4.1 Introduction to Fluid Mechanics

In 1903, at Kitty Hawk, North Carolina, Orville and Wilbur Wright flew their homemade airplane for 59 seconds, travelling in the air a distance of 260 meters. Their aircraft is generally recognized as the first heavier-than-air, powered vehicle, meaning that anything that flew before then was either a glider, a balloon, a blimp, or a bird.[1. Other possibilities include a bee, a bat, and a pterodactyl.]

Wright brothers' first flight

Although rocket technology is a whole different field, it’s nonetheless interesting to note that it was only 66 years later – less than a human lifetime – that the first human beings walked on the surface of the moon. Somebody could have witnessed, as a child, the first airplane to ever take to the sky, and then grown up and gotten on a commercial airliner to Florida to watch Neil Armstrong and Buzz Aldrin take off in a Saturn V rocket.

Through most of the chapters so far, we’ve been talking about the physics of solid objects that can’t be bent or squished. Of the three most common phases of matter – solids, liquids, and gases – the physics of solids have historically been the big stars of the physics world, and there’s a simple reason for this: liquids and gases are hard to get a handle on, because they always change their own shapes to fit whatever container they’re in. Worse yet, gases will actually expand or contract to fill up the space around them. And until more sophisticated devices were developed, it was always a bit trickier to measure something like the speed of water in a tube than it was to time a falling rock, for example.

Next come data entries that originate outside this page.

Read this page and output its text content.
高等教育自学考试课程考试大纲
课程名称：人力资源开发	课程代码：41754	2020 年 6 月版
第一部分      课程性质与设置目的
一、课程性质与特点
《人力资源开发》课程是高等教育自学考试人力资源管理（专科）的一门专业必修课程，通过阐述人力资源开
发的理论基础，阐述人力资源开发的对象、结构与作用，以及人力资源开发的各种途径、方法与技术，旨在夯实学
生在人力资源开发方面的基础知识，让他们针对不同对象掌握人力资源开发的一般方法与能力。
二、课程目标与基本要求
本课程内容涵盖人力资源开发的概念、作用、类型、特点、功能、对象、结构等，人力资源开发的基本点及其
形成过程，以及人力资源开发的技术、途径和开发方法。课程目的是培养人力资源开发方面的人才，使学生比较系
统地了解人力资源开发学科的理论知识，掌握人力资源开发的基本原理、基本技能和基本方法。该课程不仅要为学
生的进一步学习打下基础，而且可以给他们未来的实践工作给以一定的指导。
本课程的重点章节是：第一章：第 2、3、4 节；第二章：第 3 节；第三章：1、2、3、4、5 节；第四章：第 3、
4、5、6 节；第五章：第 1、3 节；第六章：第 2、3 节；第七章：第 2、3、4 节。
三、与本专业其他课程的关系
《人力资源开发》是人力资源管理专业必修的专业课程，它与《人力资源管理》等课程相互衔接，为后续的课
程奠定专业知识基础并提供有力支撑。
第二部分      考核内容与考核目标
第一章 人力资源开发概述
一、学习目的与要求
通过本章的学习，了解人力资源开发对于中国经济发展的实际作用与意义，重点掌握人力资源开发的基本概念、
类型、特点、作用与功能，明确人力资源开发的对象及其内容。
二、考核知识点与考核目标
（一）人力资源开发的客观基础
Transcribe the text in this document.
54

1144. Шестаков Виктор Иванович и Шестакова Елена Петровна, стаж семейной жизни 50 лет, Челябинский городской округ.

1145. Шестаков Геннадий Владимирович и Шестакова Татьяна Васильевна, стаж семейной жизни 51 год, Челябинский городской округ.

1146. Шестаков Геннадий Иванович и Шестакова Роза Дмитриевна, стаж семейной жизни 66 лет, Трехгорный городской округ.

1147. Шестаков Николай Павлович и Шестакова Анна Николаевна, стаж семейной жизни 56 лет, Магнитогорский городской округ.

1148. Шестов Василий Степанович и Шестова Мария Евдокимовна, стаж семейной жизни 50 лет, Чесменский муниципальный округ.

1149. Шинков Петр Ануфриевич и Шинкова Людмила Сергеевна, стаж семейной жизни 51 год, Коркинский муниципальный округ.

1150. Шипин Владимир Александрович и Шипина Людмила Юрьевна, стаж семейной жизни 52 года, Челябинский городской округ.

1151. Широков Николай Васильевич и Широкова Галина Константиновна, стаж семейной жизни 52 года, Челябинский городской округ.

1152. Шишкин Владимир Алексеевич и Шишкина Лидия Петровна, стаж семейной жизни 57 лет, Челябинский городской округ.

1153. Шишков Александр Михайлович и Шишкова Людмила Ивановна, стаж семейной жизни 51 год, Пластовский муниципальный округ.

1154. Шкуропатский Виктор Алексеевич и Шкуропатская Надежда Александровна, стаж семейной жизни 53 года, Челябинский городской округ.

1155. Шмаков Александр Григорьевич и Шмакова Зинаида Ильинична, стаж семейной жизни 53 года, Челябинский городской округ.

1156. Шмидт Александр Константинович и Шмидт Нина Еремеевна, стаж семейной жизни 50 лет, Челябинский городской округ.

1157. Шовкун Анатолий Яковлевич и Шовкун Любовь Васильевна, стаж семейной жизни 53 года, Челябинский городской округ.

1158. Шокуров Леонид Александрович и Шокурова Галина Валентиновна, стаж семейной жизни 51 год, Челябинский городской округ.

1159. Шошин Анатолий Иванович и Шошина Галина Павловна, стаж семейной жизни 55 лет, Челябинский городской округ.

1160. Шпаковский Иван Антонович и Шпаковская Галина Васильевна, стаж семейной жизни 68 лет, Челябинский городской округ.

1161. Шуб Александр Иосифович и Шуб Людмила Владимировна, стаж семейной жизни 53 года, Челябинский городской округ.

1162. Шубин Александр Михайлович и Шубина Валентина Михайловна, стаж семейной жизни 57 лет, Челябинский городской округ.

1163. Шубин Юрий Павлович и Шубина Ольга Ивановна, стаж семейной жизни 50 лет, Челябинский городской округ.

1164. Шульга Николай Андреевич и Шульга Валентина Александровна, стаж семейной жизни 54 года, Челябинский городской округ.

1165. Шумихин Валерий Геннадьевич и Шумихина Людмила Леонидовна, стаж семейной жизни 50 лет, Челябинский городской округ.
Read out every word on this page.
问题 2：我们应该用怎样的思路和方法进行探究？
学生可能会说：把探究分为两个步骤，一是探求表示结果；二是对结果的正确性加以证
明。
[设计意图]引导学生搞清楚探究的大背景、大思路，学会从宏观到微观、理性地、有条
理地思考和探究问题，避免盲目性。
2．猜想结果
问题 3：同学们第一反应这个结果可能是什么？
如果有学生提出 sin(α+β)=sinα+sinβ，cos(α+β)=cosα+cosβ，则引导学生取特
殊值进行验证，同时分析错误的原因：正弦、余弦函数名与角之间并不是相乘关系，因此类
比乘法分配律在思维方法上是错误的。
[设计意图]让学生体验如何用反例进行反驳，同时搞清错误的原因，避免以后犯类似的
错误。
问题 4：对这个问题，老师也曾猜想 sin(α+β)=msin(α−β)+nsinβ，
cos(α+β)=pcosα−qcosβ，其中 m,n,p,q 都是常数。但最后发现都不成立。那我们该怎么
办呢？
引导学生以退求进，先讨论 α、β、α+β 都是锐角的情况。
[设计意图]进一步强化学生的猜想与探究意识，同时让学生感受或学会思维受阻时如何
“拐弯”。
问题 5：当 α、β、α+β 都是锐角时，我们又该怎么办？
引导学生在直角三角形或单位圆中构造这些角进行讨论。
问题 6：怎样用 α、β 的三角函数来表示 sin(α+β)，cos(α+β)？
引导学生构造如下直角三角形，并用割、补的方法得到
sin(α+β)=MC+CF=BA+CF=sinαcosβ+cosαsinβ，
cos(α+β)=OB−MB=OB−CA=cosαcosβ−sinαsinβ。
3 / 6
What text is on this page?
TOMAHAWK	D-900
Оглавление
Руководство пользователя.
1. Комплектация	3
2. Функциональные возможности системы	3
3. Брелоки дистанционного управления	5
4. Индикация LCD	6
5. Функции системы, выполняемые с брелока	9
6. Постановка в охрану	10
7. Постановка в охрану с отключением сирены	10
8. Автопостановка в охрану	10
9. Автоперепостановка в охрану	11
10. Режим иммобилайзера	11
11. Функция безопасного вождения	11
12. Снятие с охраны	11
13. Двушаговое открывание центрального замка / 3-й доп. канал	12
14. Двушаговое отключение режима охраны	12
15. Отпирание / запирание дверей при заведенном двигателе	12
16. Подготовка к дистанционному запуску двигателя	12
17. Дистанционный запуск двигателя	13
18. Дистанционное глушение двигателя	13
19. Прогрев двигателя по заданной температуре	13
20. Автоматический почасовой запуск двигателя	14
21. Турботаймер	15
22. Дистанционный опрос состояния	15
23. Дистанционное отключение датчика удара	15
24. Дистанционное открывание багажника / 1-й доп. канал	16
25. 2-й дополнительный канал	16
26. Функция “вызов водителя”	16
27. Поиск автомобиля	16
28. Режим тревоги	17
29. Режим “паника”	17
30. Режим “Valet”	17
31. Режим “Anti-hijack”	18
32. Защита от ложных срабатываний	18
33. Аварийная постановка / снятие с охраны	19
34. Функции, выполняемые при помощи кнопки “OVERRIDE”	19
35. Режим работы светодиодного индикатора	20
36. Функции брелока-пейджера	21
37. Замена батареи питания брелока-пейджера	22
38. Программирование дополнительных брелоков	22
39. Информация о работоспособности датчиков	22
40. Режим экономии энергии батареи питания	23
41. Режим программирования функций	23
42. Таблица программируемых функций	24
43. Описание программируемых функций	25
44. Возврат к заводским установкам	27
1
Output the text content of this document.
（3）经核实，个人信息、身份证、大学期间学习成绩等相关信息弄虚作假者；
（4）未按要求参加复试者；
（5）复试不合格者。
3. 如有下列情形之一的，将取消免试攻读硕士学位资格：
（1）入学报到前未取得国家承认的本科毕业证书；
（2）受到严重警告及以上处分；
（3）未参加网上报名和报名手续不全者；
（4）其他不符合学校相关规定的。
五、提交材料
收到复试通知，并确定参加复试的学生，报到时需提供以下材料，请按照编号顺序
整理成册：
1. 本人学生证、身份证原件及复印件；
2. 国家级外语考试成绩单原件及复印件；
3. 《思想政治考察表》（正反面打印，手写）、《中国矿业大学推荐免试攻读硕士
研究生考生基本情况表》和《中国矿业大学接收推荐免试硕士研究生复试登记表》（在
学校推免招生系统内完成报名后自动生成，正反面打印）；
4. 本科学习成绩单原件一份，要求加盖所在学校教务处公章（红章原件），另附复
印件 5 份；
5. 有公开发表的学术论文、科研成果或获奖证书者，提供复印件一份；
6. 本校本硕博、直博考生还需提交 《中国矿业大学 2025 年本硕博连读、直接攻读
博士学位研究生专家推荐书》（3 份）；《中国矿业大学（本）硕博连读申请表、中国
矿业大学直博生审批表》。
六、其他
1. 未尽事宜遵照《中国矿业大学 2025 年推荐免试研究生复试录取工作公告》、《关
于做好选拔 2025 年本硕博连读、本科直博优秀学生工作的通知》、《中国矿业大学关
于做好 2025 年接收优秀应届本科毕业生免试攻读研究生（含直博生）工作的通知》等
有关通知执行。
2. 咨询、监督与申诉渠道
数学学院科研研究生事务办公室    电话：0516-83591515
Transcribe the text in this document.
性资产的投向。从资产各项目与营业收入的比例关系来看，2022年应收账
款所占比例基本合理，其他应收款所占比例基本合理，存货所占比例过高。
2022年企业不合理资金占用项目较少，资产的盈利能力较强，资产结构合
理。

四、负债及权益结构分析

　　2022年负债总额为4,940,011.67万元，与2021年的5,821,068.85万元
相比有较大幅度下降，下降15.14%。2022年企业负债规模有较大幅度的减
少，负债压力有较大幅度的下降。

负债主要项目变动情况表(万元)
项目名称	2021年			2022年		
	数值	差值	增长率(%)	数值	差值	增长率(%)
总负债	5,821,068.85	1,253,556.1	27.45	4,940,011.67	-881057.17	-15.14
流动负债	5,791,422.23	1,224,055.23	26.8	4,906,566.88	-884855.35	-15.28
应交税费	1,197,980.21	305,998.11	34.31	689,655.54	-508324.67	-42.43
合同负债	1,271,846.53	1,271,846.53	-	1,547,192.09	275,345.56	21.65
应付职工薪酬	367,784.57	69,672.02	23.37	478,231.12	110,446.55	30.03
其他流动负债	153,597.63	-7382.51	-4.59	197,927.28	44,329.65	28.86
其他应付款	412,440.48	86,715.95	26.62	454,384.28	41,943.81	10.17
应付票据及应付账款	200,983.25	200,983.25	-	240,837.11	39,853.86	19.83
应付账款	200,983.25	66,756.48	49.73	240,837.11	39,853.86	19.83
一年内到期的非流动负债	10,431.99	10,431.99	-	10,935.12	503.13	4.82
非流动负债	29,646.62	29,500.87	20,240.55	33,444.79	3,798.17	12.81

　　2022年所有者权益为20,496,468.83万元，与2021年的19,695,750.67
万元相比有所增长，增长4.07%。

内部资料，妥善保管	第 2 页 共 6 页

Nevertheless, thanks to persistence and ingenuity, physicists eventually figured out how non-solid stuff works, allowing us to build airplanes, design hydraulic systems, and solve medical problems involving the heart and blood flow.

Although the word ‘fluid’ commonly means a liquid, physicists use it to refer to anything that isn’t solid – i.e. liquids and gases. In this chapter, we’ll go through just a few of the basic properties of fluids and then jump into a discussion of airplane flight.